When In Doubt, Remote

Sometimes, there is just no substitute for going back to the “mothership”—my desktop PC. While my data is as cloud-based as I can get it and individual computers have been somewhat abstracted out, some things, like managing ebooks in Calibre or my iTunes library, have to be done on the desktop. (Yes, I know I should be able to use Dropbox to manage my Calibre library from multiple locations, but I have not been able to get this to work.) For this, I use two different tools.

When I’m at home on my netbook, I just use Windows Remote Desktop. It’s fast and allows me to use my netbook as though it was my desktop. The experience is so fluid, in fact, that I use a different color for Aero glass on my desktop than I do on my netbook so I can tell at a glance which one I’m using.

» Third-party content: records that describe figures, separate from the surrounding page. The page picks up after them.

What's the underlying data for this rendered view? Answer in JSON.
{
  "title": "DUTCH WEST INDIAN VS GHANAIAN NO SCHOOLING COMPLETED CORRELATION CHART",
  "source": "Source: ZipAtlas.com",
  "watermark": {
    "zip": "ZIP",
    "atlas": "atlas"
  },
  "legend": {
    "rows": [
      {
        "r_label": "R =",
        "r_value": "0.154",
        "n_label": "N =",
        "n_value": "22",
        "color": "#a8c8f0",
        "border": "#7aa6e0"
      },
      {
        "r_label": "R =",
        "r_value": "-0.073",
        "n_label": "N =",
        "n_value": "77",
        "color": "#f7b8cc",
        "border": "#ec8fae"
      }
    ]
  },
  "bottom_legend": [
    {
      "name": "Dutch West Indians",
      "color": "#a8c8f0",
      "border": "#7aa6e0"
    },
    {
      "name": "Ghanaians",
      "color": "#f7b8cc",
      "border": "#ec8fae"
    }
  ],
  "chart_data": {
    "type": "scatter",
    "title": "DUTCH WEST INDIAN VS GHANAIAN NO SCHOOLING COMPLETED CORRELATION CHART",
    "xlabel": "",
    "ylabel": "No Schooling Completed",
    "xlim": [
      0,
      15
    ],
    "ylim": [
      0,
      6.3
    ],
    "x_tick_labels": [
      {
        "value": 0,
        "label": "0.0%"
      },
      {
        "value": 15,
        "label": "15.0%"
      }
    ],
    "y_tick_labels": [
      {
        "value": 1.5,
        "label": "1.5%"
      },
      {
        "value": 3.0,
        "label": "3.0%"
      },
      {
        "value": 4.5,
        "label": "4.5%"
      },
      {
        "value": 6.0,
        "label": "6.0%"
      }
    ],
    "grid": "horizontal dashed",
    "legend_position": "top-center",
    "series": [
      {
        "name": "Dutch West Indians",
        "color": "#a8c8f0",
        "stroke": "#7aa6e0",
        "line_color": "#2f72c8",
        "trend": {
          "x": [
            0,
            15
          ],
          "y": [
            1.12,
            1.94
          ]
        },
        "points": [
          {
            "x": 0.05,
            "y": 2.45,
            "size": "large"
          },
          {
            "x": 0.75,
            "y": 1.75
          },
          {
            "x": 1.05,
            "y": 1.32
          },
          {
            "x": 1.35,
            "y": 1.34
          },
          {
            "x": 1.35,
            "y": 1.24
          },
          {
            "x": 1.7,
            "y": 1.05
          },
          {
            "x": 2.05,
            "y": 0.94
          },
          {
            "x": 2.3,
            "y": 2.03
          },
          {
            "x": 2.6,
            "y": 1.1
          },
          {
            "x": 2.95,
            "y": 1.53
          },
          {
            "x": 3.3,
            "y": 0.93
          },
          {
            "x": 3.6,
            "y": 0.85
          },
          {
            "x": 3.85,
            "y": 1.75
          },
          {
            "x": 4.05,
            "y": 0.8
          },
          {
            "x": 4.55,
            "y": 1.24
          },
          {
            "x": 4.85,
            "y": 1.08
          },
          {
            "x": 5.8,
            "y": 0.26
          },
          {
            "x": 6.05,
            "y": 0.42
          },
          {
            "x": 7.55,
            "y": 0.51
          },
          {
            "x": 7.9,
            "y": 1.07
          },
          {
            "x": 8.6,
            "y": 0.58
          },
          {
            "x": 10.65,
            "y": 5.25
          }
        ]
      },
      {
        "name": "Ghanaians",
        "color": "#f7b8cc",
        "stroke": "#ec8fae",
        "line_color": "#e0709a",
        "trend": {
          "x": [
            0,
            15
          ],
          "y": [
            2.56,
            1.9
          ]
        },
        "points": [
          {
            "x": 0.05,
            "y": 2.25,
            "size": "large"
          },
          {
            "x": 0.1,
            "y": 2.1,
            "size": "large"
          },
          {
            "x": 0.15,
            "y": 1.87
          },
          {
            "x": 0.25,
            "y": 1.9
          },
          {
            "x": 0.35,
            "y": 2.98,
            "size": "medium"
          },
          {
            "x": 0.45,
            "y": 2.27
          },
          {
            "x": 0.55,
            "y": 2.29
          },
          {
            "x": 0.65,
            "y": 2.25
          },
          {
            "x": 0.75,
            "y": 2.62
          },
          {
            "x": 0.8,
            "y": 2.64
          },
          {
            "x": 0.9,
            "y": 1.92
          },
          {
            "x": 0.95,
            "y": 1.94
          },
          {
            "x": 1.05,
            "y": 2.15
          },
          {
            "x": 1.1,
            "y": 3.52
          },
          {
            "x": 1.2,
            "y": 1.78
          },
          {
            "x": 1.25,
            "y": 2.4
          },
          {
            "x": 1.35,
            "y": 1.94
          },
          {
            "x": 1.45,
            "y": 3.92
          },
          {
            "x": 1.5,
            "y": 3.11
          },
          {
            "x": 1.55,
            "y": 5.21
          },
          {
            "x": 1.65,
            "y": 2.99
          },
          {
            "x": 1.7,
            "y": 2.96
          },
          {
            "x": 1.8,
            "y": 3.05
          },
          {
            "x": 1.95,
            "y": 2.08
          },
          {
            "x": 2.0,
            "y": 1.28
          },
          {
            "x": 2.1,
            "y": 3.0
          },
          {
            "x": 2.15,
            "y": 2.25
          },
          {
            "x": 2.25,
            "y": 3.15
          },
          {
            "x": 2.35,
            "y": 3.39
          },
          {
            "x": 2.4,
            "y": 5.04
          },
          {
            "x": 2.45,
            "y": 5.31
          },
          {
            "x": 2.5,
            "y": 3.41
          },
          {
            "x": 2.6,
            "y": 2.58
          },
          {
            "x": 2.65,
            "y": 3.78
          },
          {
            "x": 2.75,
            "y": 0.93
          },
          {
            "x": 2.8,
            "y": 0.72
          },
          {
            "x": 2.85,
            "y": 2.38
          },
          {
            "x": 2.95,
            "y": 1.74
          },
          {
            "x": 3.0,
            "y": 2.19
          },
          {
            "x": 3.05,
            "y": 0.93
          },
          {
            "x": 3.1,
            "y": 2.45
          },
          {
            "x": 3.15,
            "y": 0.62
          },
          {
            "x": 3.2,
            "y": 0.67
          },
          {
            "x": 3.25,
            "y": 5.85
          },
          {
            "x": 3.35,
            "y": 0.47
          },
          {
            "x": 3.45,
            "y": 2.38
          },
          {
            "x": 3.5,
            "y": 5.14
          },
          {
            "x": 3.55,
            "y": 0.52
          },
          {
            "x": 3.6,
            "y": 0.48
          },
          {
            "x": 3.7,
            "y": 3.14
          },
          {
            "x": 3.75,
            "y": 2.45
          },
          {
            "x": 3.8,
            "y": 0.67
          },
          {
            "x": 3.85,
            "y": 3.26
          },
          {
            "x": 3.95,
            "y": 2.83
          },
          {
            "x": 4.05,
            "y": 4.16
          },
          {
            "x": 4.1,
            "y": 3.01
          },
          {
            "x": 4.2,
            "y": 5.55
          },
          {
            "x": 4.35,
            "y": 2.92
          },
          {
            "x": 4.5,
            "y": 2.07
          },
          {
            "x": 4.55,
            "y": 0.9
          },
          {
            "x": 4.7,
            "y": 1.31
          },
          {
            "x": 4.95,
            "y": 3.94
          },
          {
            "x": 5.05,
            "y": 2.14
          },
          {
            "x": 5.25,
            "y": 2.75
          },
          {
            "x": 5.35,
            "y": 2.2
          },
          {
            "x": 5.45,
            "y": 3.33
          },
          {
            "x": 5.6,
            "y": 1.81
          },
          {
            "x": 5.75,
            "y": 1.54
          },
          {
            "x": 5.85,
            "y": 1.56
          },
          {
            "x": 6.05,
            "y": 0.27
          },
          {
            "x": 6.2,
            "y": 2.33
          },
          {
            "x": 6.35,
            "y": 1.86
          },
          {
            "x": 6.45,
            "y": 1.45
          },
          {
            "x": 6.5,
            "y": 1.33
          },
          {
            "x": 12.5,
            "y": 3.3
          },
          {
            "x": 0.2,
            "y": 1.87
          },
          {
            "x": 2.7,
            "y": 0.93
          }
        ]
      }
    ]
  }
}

When I’m on the go, I use LogMeIn. This gives me the ability to remote into my desktop from any web-enabled PC without paying a monthly fee. When I get my iPad, I’ll go ahead and spring for the $30 to buy LogMeIn Ignition, which will allow me to control my desktop via the XGA touchscreen of the iPad. When you consider how much of my data is automatically and instantly replicated on all of my computing devices, this also overcomes many of the objections to the iPad for not being a “real” computer. When I need a “real” PC, I can just remote into my desktop from the iPad and finish up whatever I need to do, then go back to the iPad.